Estimate Metabolite Taxonomy and Structure with a Fragment-Centered Database and Fragment Network

Hansen Zhao,Xu Zhao,Huan Yao,Jiaxin Feng,Sichun Zhang,Xinrong Zhang
DOI: https://doi.org/10.48550/arXiv.2101.03784
2021-01-11
Abstract:Metabolite structure identification has become the major bottleneck of the mass spectrometry based metabolomics research. Till now, number of mass spectra databases and search algorithms have been developed to address this issue. However, two critical problems still exist: the low chemical component record coverage in databases and significant MS/MS spectra variations related to experiment equipment and parameter settings. In this work, we considered the molecule fragment as basic building blocks of the metabolic components which had relatively consistent signatures in MS/MS spectra. And from a bottom-up point of view, we built a fragment centered database, MSFragDB, by reorganizing the data from the Human Metabolome Database (HMDB) and developed an intensity-free searching algorithm to search and rank the most relative metabolite according to the users' input. We also proposed the concept of fragment network, a graph structure that encoded the relationship between the molecule fragments to find close motif that indicated a specific chemical structure. Although based on the same dataset as the HMDB, validation results implied that the MSFragDB had a higher hit ratio and furthermore, estimated possible taxonomy that a query spectrum belongs to when the corresponding chemical component was missing in the database. Aid by the Fragment Network, the MSFragDB was also proved to be able to estimate the right structure while the MS/MS spectrum suffers from the precursor-contamination. The strategy proposed is general and can be adopted in existing databases. We believe MSFragDB and Fragment Network can improve the performance of structure identification with existing data. The beta version of the database is freely available at <a class="link-external link-http" href="http://www.xrzhanglab.com/msfragdb/" rel="external noopener nofollow">this http URL</a>.
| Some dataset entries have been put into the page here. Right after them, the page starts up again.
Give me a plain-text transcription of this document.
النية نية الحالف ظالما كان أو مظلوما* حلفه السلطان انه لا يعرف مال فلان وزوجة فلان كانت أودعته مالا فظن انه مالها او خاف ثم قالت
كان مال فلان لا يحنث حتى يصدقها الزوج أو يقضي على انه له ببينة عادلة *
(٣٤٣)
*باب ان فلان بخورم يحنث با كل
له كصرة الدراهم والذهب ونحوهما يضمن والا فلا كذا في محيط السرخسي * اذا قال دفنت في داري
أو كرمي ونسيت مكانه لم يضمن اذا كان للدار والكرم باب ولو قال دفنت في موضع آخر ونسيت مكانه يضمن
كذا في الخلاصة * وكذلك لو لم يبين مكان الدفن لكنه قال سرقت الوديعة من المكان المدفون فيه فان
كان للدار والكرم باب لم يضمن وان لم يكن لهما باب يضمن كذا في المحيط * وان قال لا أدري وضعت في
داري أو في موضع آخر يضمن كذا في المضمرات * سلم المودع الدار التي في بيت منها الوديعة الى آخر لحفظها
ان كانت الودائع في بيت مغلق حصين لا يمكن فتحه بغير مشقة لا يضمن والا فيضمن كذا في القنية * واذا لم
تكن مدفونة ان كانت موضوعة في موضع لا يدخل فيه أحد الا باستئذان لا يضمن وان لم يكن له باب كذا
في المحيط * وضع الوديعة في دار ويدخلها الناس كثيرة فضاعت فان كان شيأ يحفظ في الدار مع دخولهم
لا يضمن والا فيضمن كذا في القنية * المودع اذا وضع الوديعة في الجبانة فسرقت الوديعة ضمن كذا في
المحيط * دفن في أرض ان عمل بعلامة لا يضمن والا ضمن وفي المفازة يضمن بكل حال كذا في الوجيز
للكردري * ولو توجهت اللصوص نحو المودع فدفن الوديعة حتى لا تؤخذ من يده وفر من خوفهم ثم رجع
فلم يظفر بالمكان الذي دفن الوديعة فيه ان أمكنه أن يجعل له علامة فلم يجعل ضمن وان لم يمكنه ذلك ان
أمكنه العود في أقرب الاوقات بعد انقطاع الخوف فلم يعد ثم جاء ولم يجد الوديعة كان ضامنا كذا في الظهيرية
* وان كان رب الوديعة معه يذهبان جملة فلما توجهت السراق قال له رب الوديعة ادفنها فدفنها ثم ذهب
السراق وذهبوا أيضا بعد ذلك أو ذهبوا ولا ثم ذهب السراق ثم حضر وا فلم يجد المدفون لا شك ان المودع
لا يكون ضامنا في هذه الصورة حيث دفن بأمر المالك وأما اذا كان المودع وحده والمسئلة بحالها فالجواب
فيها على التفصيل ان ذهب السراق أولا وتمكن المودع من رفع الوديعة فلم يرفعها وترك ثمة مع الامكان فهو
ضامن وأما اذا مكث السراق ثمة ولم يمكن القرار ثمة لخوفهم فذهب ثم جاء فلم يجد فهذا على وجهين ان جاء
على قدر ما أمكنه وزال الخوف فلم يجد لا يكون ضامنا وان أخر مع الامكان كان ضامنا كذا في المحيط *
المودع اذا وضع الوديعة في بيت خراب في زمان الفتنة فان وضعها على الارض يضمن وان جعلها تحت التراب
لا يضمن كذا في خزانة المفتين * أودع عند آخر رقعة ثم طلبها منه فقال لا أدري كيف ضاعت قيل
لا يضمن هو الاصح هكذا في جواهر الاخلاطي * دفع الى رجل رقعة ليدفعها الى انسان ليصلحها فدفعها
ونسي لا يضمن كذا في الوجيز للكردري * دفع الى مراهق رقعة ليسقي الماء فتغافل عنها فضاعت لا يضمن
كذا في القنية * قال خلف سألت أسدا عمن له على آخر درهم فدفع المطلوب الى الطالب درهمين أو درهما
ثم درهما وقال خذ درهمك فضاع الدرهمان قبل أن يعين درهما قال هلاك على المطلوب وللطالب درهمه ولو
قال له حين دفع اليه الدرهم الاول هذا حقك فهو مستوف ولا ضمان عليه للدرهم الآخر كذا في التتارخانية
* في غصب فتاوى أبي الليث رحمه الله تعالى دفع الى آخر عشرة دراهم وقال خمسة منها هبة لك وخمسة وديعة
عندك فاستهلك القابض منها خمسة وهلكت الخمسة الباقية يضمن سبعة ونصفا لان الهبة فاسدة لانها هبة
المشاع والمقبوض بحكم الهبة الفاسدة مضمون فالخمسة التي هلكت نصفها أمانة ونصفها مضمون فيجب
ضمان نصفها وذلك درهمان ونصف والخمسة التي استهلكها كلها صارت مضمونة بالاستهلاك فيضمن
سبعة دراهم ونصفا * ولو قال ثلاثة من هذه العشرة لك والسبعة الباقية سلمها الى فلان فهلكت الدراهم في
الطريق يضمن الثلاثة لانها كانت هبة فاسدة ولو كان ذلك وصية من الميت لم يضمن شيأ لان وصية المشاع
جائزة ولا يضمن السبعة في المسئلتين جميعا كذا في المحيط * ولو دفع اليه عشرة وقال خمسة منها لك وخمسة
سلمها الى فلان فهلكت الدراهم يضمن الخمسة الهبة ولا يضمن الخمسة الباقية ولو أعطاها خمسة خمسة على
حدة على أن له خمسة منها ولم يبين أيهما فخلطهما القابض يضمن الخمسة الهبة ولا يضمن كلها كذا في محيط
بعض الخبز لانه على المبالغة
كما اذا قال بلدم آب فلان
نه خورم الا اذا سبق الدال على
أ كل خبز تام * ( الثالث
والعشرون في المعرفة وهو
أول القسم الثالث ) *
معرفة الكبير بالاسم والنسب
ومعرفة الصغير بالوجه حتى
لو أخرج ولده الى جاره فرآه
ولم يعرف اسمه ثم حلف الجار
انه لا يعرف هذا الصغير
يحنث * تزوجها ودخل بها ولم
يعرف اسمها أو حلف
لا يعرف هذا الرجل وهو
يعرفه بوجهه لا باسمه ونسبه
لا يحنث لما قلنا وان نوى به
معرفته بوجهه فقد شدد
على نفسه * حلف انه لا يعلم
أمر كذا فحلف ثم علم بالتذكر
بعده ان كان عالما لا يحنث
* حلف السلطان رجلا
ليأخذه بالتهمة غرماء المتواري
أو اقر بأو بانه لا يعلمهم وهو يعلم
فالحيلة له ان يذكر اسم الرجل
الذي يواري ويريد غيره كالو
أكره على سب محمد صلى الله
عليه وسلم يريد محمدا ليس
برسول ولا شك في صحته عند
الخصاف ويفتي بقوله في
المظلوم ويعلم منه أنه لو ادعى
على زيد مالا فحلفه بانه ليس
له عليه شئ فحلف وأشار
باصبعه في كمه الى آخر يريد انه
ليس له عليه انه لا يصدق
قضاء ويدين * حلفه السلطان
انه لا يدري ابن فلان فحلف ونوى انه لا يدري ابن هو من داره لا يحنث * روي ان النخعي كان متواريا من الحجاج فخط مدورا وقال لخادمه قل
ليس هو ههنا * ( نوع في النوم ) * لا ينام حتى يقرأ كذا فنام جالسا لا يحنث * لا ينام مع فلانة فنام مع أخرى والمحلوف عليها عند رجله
Quantitative Methods,Molecular Networks
What problem does this paper attempt to address?
This paper attempts to solve the main bottleneck problem in metabolomics research - metabolite structure identification. Specifically, the author points out two key problems existing in the current mass spectrometry databases and search algorithms: 1. **Low coverage rate of chemical component records in the database**: Although existing mass spectrometry databases such as METLIN and Human Metabolome Database (HMDB) provide a large amount of metabolite information, the chemical component coverage in these databases is limited, resulting in many unknown or unrecorded metabolites being unable to be accurately identified. 2. **Significant changes in MS/MS spectra under different devices and parameter settings**: Due to differences in experimental devices and parameter settings, MS/MS spectra can show significant differences, which makes it difficult for the matching algorithm based on spectral similarity to accurately identify metabolites. To overcome these problems, the author proposes a molecule - fragment - centered method to identify metabolites. The core idea of this method is to regard the molecule fragments of metabolites as basic building blocks and use the relatively consistent features of these fragments in MS/MS spectra to build a fragment - centered database (MSFragDB). In this way, even if some metabolites are not in the database, their possible taxonomy can be inferred through their fragment features. In addition, the author also proposes the concept of molecule fragment network (MFN), which is a graph structure used to encode the relationships between molecule fragments, thereby discovering specific chemical structures. MFN can not only help identify precursor contamination, but also provide more accurate structure estimation in complex sample analysis. Overall, the method proposed in this paper aims to improve the accuracy and efficiency of metabolite structure identification, especially when dealing with complex biological samples.